Not so suddenly, there were 633 new emails in my Inbox and I felt overwhelmed. And frankly, I’ve seen that number go a lot higher. But on this day, I decided it was time to end this madness once and for all.
Maybe an hour or so later, there were 13 left. And maybe three hours later, I had the beginnings of a process.
I am NOT great at handling an email once. I’m working on it, but I will still open an email, read it, decide I need to take action on it and then leave it in my inbox for me to handle later. Which means I then handle it twice, and maybe even three times. Later turns into tomorrow or someday and I end up with…too many emails, clogging up my inbox, that are dated and no longer relevant. And an inbox full of emails takes a lot more time to sort than an inbox of 13.
So here’s what my process looks like.
Step One: I only check emails 3 times a day (and have done for quite some time.) Checking emails first thing in the morning doesn’t suit me. I don’t start out strong when I get bogged down in emails first thing.
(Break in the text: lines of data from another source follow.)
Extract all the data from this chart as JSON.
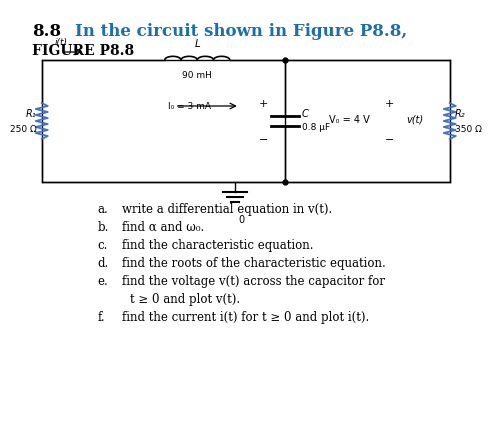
{
  "title_number": "8.8",
  "title_text": "In the circuit shown in Figure P8.8,",
  "figure_label": "FIGURE P8.8",
  "bg_color": "#ffffff",
  "title_color": "#1a6faf",
  "title_fontsize": 12,
  "figure_label_fontsize": 10,
  "circuit": {
    "R1_label": "R₁",
    "R1_value": "250 Ω",
    "R2_label": "R₂",
    "R2_value": "350 Ω",
    "L_label": "L",
    "L_value": "90 mH",
    "C_label": "C",
    "C_value": "0.8 μF",
    "I0_label": "I₀ = 3 mA",
    "V0_label": "V₀ = 4 V",
    "vt_label": "v(t)",
    "ground_label": "0",
    "it_label": "i(t)"
  },
  "q_indent_letter": 0.62,
  "q_indent_text": 0.82,
  "questions": [
    [
      "a.",
      "write a differential equation in v(t)."
    ],
    [
      "b.",
      "find α and ω₀."
    ],
    [
      "c.",
      "find the characteristic equation."
    ],
    [
      "d.",
      "find the roots of the characteristic equation."
    ],
    [
      "e.",
      "find the voltage v(t) across the capacitor for\n        t ≥ 0 and plot v(t)."
    ],
    [
      "f.",
      "find the current i(t) for t ≥ 0 and plot i(t)."
    ]
  ]
}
And, I like to batch the work these days. So my first check is 10am, my second is at 1pm and the last is at 4:30 pm. I’ve turned off the email notifications on my laptop and iPhone. Notifications in real time tempt me to go in and reply to individual emails and that’s not a productive use of my time. The only exception is if someone is late for a session or meeting and I am assessing whether they have to re-schedule at the last minute.
Step Two: The last daily check of email is also the daily purge session. If I haven’t handled it by then , I act on it right then or mark it in my planner as a task for the following day. No more leaving it linger in the Inbox for more than two days. If it requires compiling information for a report or adding an event to calendar, I create it, flag it, bullet it and eventually handle it. Everything else gets deleted or put in a folder. I leave the office secure in the knowledge that I have no red bubbles over my email icons.
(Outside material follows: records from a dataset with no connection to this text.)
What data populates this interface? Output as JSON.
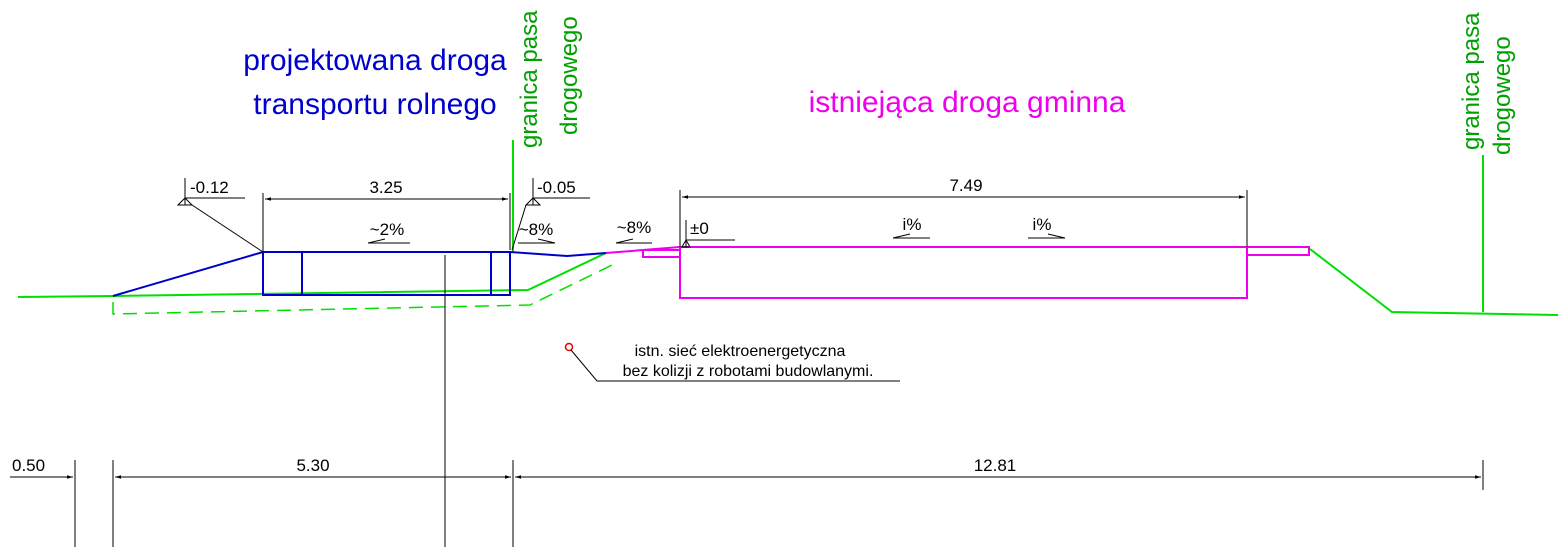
{
  "labels": {
    "projected_road": [
      "projektowana droga",
      "transportu rolnego"
    ],
    "existing_road": "istniejąca droga gminna",
    "boundary_left": [
      "granica pasa",
      "drogowego"
    ],
    "boundary_right": [
      "granica pasa",
      "drogowego"
    ]
  },
  "dimensions": {
    "road_width": "3.25",
    "existing_width": "7.49",
    "left_offset": "0.50",
    "left_span": "5.30",
    "right_span": "12.81"
  },
  "levels": [
    "-0.12",
    "-0.05",
    "±0"
  ],
  "slopes": [
    "~2%",
    "~8%",
    "~8%",
    "i%",
    "i%"
  ],
  "note": [
    "istn. sieć elektroenergetyczna",
    "bez kolizji z robotami budowlanymi."
  ]
}
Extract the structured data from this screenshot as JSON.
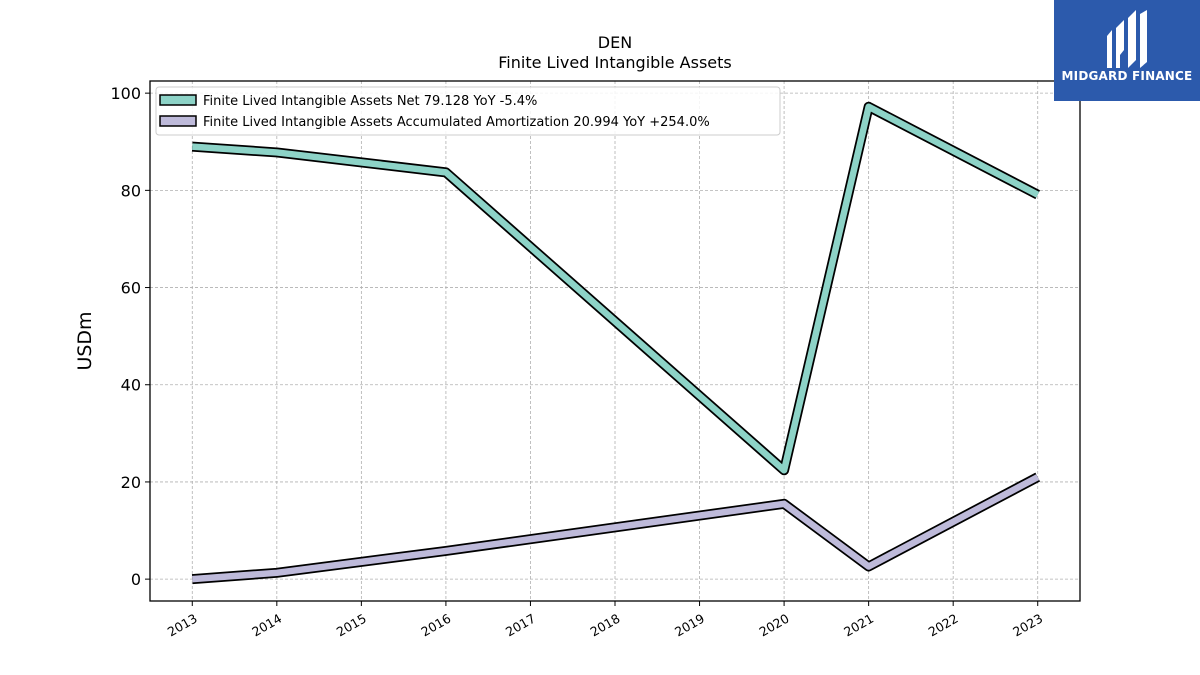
{
  "chart_data": {
    "type": "line",
    "title": "DEN",
    "subtitle": "Finite Lived Intangible Assets",
    "ylabel": "USDm",
    "xlabel": "",
    "x": [
      "2013",
      "2014",
      "2015",
      "2016",
      "2017",
      "2018",
      "2019",
      "2020",
      "2021",
      "2022",
      "2023"
    ],
    "ylim": [
      -4.5,
      102.5
    ],
    "yticks": [
      0,
      20,
      40,
      60,
      80,
      100
    ],
    "grid": true,
    "legend_position": "top-left",
    "series": [
      {
        "name": "Finite Lived Intangible Assets Net  79.128 YoY -5.4%",
        "color": "#8dd3c7",
        "points": [
          [
            "2013",
            89.0
          ],
          [
            "2014",
            87.8
          ],
          [
            "2016",
            83.7
          ],
          [
            "2020",
            22.4
          ],
          [
            "2021",
            97.2
          ],
          [
            "2023",
            79.1
          ]
        ]
      },
      {
        "name": "Finite Lived Intangible Assets Accumulated Amortization  20.994 YoY +254.0%",
        "color": "#bebada",
        "points": [
          [
            "2013",
            0.0
          ],
          [
            "2014",
            1.3
          ],
          [
            "2016",
            5.8
          ],
          [
            "2020",
            15.5
          ],
          [
            "2021",
            2.6
          ],
          [
            "2023",
            21.0
          ]
        ]
      }
    ]
  },
  "logo": {
    "text": "MIDGARD FINANCE",
    "background": "#2c5aac"
  }
}
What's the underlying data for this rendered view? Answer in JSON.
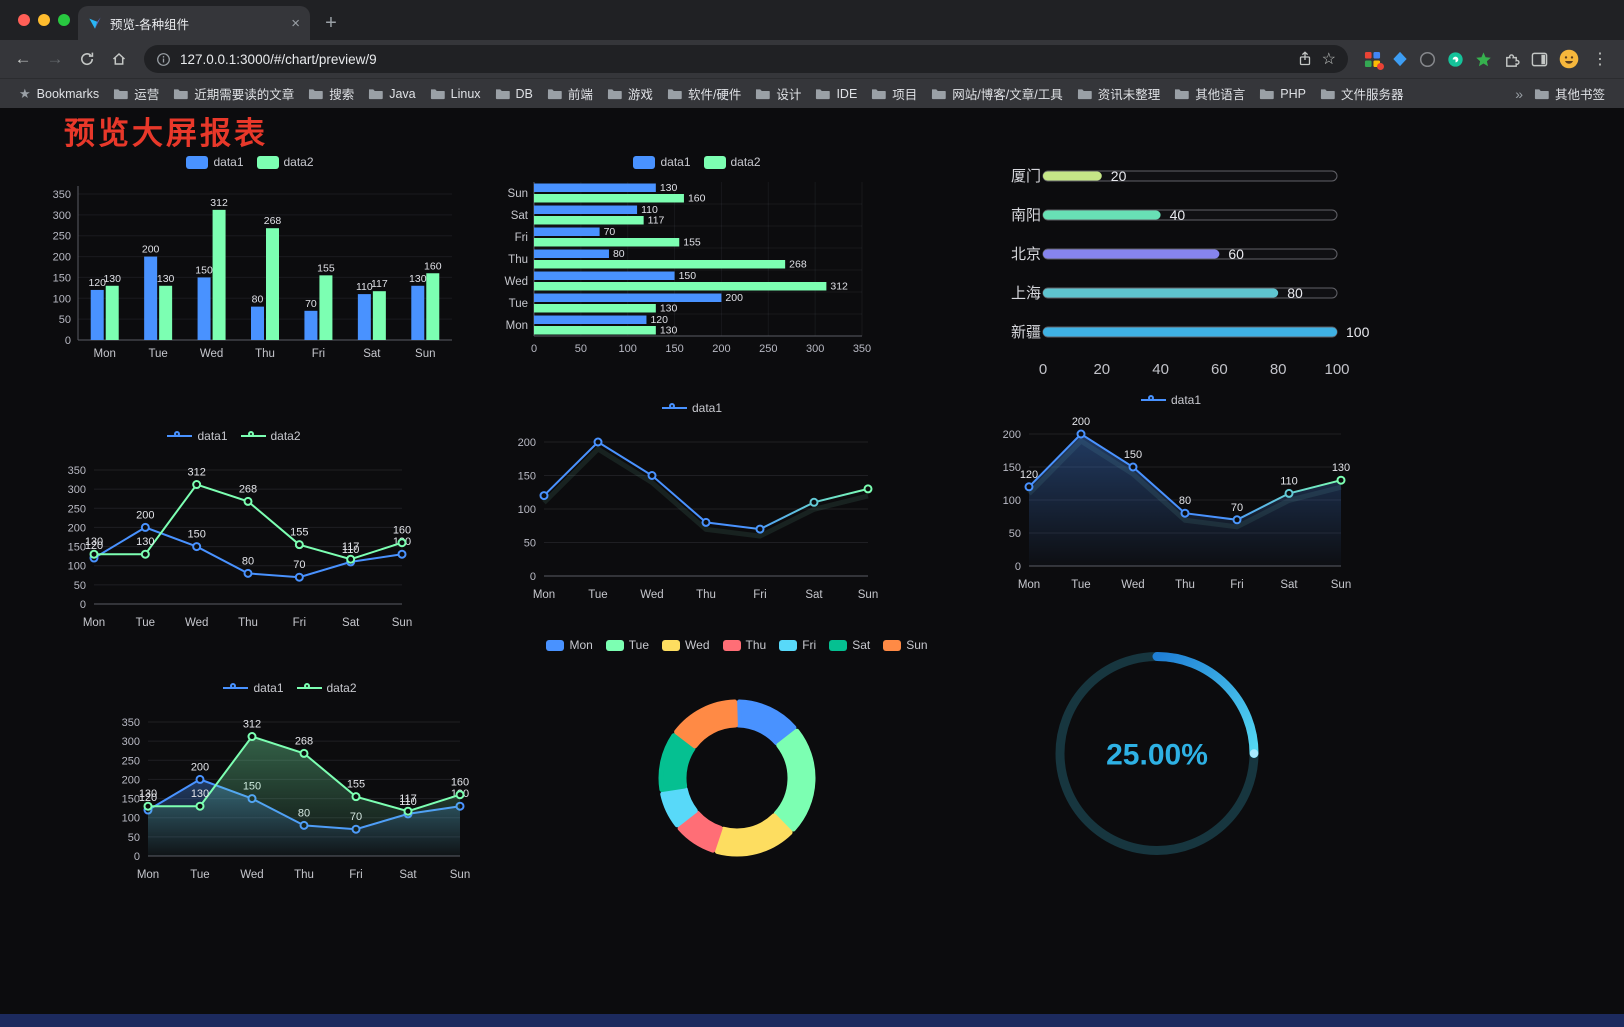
{
  "browser": {
    "tab_title": "预览-各种组件",
    "url": "127.0.0.1:3000/#/chart/preview/9",
    "bookmarks_bar": {
      "label": "Bookmarks",
      "folders": [
        "运营",
        "近期需要读的文章",
        "搜索",
        "Java",
        "Linux",
        "DB",
        "前端",
        "游戏",
        "软件/硬件",
        "设计",
        "IDE",
        "项目",
        "网站/博客/文章/工具",
        "资讯未整理",
        "其他语言",
        "PHP",
        "文件服务器"
      ],
      "overflow": "»",
      "other": "其他书签"
    }
  },
  "page": {
    "title": "预览大屏报表",
    "title_color": "#e8382a"
  },
  "chart_data": [
    {
      "id": "bar-vertical",
      "type": "bar",
      "categories": [
        "Mon",
        "Tue",
        "Wed",
        "Thu",
        "Fri",
        "Sat",
        "Sun"
      ],
      "series": [
        {
          "name": "data1",
          "color": "#4992ff",
          "values": [
            120,
            200,
            150,
            80,
            70,
            110,
            130
          ]
        },
        {
          "name": "data2",
          "color": "#7cffb2",
          "values": [
            130,
            130,
            312,
            268,
            155,
            117,
            160
          ]
        }
      ],
      "ylim": [
        0,
        350
      ],
      "ystep": 50,
      "show_labels": true,
      "grid": true,
      "legend_position": "top"
    },
    {
      "id": "bar-horizontal",
      "type": "hbar",
      "categories": [
        "Mon",
        "Tue",
        "Wed",
        "Thu",
        "Fri",
        "Sat",
        "Sun"
      ],
      "series": [
        {
          "name": "data1",
          "color": "#4992ff",
          "values": [
            120,
            200,
            150,
            80,
            70,
            110,
            130
          ]
        },
        {
          "name": "data2",
          "color": "#7cffb2",
          "values": [
            130,
            130,
            312,
            268,
            155,
            117,
            160
          ]
        }
      ],
      "xlim": [
        0,
        350
      ],
      "xstep": 50,
      "show_labels": true,
      "legend_position": "top"
    },
    {
      "id": "progress",
      "type": "progress",
      "max": 100,
      "items": [
        {
          "label": "厦门",
          "value": 20,
          "color": "#c5e687"
        },
        {
          "label": "南阳",
          "value": 40,
          "color": "#68e0b5"
        },
        {
          "label": "北京",
          "value": 60,
          "color": "#8684ee"
        },
        {
          "label": "上海",
          "value": 80,
          "color": "#5ec4cf"
        },
        {
          "label": "新疆",
          "value": 100,
          "color": "#3fb1e3"
        }
      ],
      "axis": [
        0,
        20,
        40,
        60,
        80,
        100
      ]
    },
    {
      "id": "line-both",
      "type": "line",
      "categories": [
        "Mon",
        "Tue",
        "Wed",
        "Thu",
        "Fri",
        "Sat",
        "Sun"
      ],
      "series": [
        {
          "name": "data1",
          "color": "#4992ff",
          "values": [
            120,
            200,
            150,
            80,
            70,
            110,
            130
          ]
        },
        {
          "name": "data2",
          "color": "#7cffb2",
          "values": [
            130,
            130,
            312,
            268,
            155,
            117,
            160
          ]
        }
      ],
      "ylim": [
        0,
        350
      ],
      "ystep": 50,
      "show_labels": true,
      "area": false,
      "legend_position": "top"
    },
    {
      "id": "line-single",
      "type": "line",
      "categories": [
        "Mon",
        "Tue",
        "Wed",
        "Thu",
        "Fri",
        "Sat",
        "Sun"
      ],
      "series": [
        {
          "name": "data1",
          "color": "#4992ff",
          "gradient": true,
          "values": [
            120,
            200,
            150,
            80,
            70,
            110,
            130
          ]
        }
      ],
      "ylim": [
        0,
        200
      ],
      "ystep": 50,
      "show_labels": false,
      "area": false,
      "shadow": true,
      "legend_position": "top"
    },
    {
      "id": "line-area-single",
      "type": "line",
      "categories": [
        "Mon",
        "Tue",
        "Wed",
        "Thu",
        "Fri",
        "Sat",
        "Sun"
      ],
      "series": [
        {
          "name": "data1",
          "color": "#4992ff",
          "gradient": true,
          "values": [
            120,
            200,
            150,
            80,
            70,
            110,
            130
          ]
        }
      ],
      "ylim": [
        0,
        200
      ],
      "ystep": 50,
      "show_labels": true,
      "area": true,
      "shadow": true,
      "legend_position": "top"
    },
    {
      "id": "line-area-both",
      "type": "line",
      "categories": [
        "Mon",
        "Tue",
        "Wed",
        "Thu",
        "Fri",
        "Sat",
        "Sun"
      ],
      "series": [
        {
          "name": "data1",
          "color": "#4992ff",
          "values": [
            120,
            200,
            150,
            80,
            70,
            110,
            130
          ]
        },
        {
          "name": "data2",
          "color": "#7cffb2",
          "values": [
            130,
            130,
            312,
            268,
            155,
            117,
            160
          ]
        }
      ],
      "ylim": [
        0,
        350
      ],
      "ystep": 50,
      "show_labels": true,
      "area": true,
      "legend_position": "top"
    },
    {
      "id": "donut",
      "type": "donut",
      "categories": [
        "Mon",
        "Tue",
        "Wed",
        "Thu",
        "Fri",
        "Sat",
        "Sun"
      ],
      "values": [
        120,
        200,
        150,
        80,
        70,
        110,
        130
      ],
      "colors": [
        "#4992ff",
        "#7cffb2",
        "#fddd60",
        "#ff6e76",
        "#58d9f9",
        "#05c091",
        "#ff8a45"
      ],
      "legend_position": "top"
    },
    {
      "id": "gauge",
      "type": "gauge",
      "label": "25.00%",
      "percent": 25,
      "text_color": "#2eb1e4",
      "track_color": "#17363f",
      "arc_colors": [
        "#1f7fd6",
        "#55d9f2"
      ]
    }
  ]
}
Step Three: I am on a BRUTAL UNSUBSCRIBE CAMPAIGN. If It isn’t being read, bought or used in some way, I delete it. The ONLY exception is if I think it will be relevant to me or to a client down the road. Then I file it and set up a rule for it to always go to that folder. Useless emails are not helping me to be productive. They waste my time.
Step Four: Even with a junk filter, I get a lot of junk. It seems to ebb and flow. Now, I make sure I mark it junk and block sender so it stops coming. I’ve even blocked those I’ve unsubscribed if they don’t stop fast. It helps your email program remember what’s important to you. Even better? Programs like SaneBox (small monthy cost) or Clutter (free) .
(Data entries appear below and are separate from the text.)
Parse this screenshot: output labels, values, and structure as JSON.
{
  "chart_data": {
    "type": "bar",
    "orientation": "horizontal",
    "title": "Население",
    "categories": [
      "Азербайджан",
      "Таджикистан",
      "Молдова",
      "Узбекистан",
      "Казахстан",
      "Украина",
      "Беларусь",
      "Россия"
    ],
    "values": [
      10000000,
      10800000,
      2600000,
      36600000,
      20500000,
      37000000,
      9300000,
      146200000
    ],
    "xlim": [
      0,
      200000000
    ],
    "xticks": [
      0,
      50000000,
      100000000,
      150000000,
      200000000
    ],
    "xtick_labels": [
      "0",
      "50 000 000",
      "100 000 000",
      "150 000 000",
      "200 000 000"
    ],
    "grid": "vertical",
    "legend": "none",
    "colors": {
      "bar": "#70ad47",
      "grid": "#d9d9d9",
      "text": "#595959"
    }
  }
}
Step Five: Every email doesn’t need a response. Ryan Giles reminded me of this in a recent presentation on Time Ownership. I don’t even have to say “thanks” to every email. As I start to reply, I ask myself, “What type of response is necessary for both me and the recipient? Or am I doing them a favor by not responding. Would I want this reply in my inbox? Does it say everything I need it to say?”
Step Six: If I’ve filed it, I need to consume it. Some folders – like tax receipts – can sit there till the end of the quarter or tax preparation time. If it’s a class, I need to take it at some point, so I schedule it. If it’s something I need to read, I add it to my Follow Up Friday plan. There’s no sense filing it if I’m never going to look at it again. So purging my Folders is also a monthly event that has to happen in order to keep the email pipeline flowing freely for me.
Step Seven: My new goal is to have no red bubble over my Outlook Icon at the end of the day. I have a sign on my cabinet next to my desk to remind me.
What’s your process now? What could it be if you made some changes?
EXTRA CREDIT: Remove the Red Bubbles from your phone apps as well. The multiple red bubbles on my iPhone screen drive my kids crazy, but don’t really bother me. But if I’m going to fight the Red Bubbles on my laptop, I may as well create a rule across all devices.
Let me know what systems and processes you have adopted or that you come up with in your quest to Declutter Your Life.